P.S. Much more from Richard Epstein at Hoover “Defining Ideas” (“Reform? What Reform?”).
May 31 roundup
- Reforms billed as loser-pays advance in Texas, but they’re very scaled-down [WSJ, WLF and more, Legal Blog Watch, Wood/PoL, Cary Gray/Houston Chronicle, WSJ Law Blog, earlier]
- “Refutation of Toyota sudden acceleration hysteria doesn’t stop Toyota sudden acceleration litigation” [Ted at PoL]
- “Five Questions With Legal Scholar Richard Epstein” [Jamie Weinstein, Daily Caller; his views on Title IX]

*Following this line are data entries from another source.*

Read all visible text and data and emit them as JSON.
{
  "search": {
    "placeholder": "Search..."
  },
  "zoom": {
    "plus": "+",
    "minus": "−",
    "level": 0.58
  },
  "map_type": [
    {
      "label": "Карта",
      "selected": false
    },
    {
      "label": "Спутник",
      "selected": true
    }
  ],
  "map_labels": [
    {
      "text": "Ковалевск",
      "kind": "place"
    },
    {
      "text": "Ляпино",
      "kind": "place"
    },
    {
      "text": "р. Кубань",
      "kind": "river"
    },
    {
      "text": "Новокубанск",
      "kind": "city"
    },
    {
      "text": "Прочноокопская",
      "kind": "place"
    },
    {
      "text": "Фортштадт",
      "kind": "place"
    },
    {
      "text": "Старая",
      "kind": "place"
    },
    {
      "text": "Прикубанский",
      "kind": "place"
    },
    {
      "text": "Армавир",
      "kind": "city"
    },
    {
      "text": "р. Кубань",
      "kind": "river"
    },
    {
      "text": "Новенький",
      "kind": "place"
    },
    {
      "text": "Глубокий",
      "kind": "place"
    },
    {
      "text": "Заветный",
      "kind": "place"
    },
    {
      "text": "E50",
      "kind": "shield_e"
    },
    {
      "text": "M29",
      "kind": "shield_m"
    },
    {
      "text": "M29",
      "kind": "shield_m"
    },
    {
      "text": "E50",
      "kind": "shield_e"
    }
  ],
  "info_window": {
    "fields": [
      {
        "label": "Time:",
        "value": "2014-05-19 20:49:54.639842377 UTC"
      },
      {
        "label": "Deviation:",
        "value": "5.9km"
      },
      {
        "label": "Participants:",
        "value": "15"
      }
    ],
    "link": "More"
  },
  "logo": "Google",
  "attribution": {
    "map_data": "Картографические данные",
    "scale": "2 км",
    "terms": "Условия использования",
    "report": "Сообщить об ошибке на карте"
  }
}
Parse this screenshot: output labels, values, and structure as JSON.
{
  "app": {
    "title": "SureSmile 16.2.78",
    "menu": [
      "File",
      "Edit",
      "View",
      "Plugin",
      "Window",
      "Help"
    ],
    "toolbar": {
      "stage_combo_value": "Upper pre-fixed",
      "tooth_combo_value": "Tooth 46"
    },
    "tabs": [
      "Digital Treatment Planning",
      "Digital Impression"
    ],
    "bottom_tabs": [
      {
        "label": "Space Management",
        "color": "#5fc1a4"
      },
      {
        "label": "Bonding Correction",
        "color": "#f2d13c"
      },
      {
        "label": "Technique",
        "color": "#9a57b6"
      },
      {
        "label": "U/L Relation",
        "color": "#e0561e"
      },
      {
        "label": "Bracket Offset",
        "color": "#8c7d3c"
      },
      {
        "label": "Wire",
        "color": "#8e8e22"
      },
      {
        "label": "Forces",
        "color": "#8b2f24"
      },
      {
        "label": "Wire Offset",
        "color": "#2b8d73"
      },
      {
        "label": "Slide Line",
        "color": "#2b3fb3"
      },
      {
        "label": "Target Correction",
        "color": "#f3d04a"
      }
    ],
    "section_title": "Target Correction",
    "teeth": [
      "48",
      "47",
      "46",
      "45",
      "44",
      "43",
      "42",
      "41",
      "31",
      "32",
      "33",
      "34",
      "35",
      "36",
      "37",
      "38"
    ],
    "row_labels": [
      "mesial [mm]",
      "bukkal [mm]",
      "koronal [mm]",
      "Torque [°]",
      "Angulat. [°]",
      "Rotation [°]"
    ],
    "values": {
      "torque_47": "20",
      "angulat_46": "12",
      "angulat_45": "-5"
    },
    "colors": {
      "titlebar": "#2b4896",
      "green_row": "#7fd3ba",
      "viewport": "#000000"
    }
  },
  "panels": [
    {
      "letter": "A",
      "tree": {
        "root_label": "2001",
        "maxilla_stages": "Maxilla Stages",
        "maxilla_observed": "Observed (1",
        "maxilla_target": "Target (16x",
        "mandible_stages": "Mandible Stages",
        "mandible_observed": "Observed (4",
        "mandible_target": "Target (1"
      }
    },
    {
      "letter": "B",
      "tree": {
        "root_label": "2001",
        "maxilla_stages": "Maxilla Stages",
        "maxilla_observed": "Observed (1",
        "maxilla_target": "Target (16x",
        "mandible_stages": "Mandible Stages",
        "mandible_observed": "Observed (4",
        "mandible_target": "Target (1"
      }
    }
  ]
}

- Employers glad for small favors: “Refusing to Hire Applicant Who Fails Drug Test Not an ADA Violation” [Robin Weideman, California Labor and Employment Law Blog; Ninth Circuit]
- “Study Shows Litigation Doesn’t Improve Nursing Home Safety” [Studdert et al, NEJM via Daniel Fisher]
- Risperdal? No thanks: “Mother battles Michigan over daughter’s medication” [AP]
- Personal-injury litigation plummets in Australia following enactment of state-level reforms [seven years ago on Overlawyered]
“2006 Louisiana environmental law leads to jackpot justice”
Ted at Point of Law has details on an environmental-remediation law that has helped perpetuate a culture of big-ticket litigation: “One verdict awarded $54 million for environmental damage to a piece of land that was never worth more than $108,000.” We covered the long-running Exxon v. Grefer case, in which a jury ordered the oil company to pay $1 billion (later knocked down to $112 million) over an instance of contamination on land owned by a Louisiana judge’s family.
“I am a very emotional person, and will cry.”
The New York Times profiles Martin Singer, “pit bull” lawyer to celebrities and frequent Overlawyered mentionee. “Mr. Singer acknowledges that defamation suits are tough to win, and seldom pay much. Usually, his aim is suppression. ‘Our goal is to try to kill the story, to take action before things get out,’ says Mr. Singer.” Earlier here, here, here, and here.